Last month, I argued there that while as some in the West pursue eco-friendly and vegan cuisine, often served in chic restaurants at a premium cost, Indian cuisine, especially in its simpler and traditional forms, already inherently features most of these “discoveries.” What Indian cuisine needs at the global level, I suggested, is more marketing — especially branding it as new-but-old — to tap into those fashions.
There is, however, one more valuable point that did not fit into that article: This does not mean that we have to freeze Indian cuisine as unchanging, as always traditional (whatever that would mean). Yes, edible plates are a fad in the West for now, while they have been long a part of a culinary tradition in India. But it also does not mean that we have the right to impose the vegan and traditional cuisine on anybody, in India or elsewhere (the case of ecological solutions is different, as they are often simply necessary).
To be sure, fads sprout in the middle-class bubble zones of India as well. I smile with amazement every time I see fusion cuisine innovations in places like Delhi’s Khan Market. Quinoa biryani, Thai chicken spring rolls, or butter chicken sushi… no, I have not made any of this up. Some of these may be fads that will soon disappear. But that is my bias: I just like Indian cuisine the way it is. It does not mean, however, that I – or anybody else – can deny it the right to change. Picking up new influences and experimenting are important elements of cuisine. And thus, despite my reservations, I should consider that some of these new concoctions that appear awkward to me now will one day catch on, and eventually become a part of the mainstream. They will be regarded as “traditional” a century from now.
Chicken tikka masala, invented in Britain, is now perceived by many as a part of Indian cuisine. Kebabs have become one of the most popular dishes in Poland, and kebab joints function as a form of fast food restaurants across Polish dishes, but, being served wrapped in bread stuffed with typical Polish vegetables, such as cucumbers and cabbage, they are a long shot away from Middle Eastern kebabs. The same right to experiment with spring rolls or sushi should be respected in case of Indian cooks.
“Fusion cuisine” is in a way a misnomer: Cuisine is nearly always based on fusions. While it is hard to imagine modern Indian cuisine without chili, it was brought to South Asia from the New World by colonial powers. While corn is consumed as a popular snack in north India and Nepal, and is used as a basis for a certain type of bread in regions like Punjab, maize was also introduced after being brought from the New World. Dishes like biryani or bread like naan came to India with the Turkish Muslim invaders from Central Asia. This process of endless fusion is similar in all but the most isolated places. For instance, it is equally hard to imagine Polish cuisine without vegetables introduced from Italy, potatoes brought from the New World, and spices like pepper or nutmeg, which used to be shipped from various locations around the world.

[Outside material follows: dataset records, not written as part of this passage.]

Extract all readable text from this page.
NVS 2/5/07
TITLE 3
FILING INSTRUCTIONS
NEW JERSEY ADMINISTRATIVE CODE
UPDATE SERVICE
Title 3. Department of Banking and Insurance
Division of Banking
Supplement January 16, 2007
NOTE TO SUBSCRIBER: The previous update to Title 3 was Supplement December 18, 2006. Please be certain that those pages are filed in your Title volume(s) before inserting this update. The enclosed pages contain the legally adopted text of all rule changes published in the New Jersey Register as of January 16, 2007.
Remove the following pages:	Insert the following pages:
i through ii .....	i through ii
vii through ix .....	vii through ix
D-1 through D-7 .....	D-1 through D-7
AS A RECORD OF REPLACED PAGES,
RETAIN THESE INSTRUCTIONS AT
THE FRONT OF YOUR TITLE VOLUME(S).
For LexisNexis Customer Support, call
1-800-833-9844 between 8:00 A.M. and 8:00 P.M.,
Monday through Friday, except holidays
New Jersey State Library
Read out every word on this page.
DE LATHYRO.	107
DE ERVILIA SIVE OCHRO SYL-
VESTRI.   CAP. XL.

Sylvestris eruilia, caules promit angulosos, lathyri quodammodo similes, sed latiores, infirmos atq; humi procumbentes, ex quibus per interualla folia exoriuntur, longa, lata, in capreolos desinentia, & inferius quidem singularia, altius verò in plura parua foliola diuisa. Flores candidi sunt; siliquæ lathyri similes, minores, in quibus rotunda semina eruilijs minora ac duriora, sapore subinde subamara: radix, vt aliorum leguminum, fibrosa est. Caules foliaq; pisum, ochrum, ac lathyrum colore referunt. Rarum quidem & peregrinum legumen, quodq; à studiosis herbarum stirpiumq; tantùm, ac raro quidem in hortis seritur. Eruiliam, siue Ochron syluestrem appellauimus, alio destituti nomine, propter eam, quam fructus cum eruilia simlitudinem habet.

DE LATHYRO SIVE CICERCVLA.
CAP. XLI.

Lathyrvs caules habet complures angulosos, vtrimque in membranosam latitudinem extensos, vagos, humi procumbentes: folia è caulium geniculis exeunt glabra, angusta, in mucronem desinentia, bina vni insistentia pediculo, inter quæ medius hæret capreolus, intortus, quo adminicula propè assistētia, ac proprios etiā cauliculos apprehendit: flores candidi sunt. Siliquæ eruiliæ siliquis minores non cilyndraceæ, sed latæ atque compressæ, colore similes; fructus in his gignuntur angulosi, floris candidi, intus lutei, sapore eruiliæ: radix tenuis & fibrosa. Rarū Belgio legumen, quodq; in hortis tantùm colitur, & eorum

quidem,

Seen that way, there is no reason to oppose an innovation as long as it is neither imposed or wrong in some non-culinary way (e.g. for its unhealthiness). Thus, while the sheer notion of quinoa biryani brings a smile of irony to my face, logically if we are resisting it only because it is new we could have as well rejected biryani as such. After all, yesterday’s cuisine is today’s traditional food.
One on hand, therefore, the advantages of traditional solutions, such as Indian leaf plates, should be promoted more and given more recognition, both because of their benefits and least somebody would think that such a thing can only be invented by a star chef in New York. On the other hand, however, nobody has a right to keep non-Western countries frozen like open-air museums, only because we like their traditions the way they are or we do not like the thought of the “East” becoming more like the “West.” With the vastness of India and the diversity of its cuisine, there is room for both. There is no reason to think that quinoa biryani poses any kind of threat to biryani, just like the phenomenal and curious rise of the chicken tikka masala did not destroy any Indian traditions. We should thus talk and write of innovative Indian restaurants the same way we do about Western ones, not treating them as camps of heretics who should be burned at the stake.
Well, hello there, butter chicken sushi.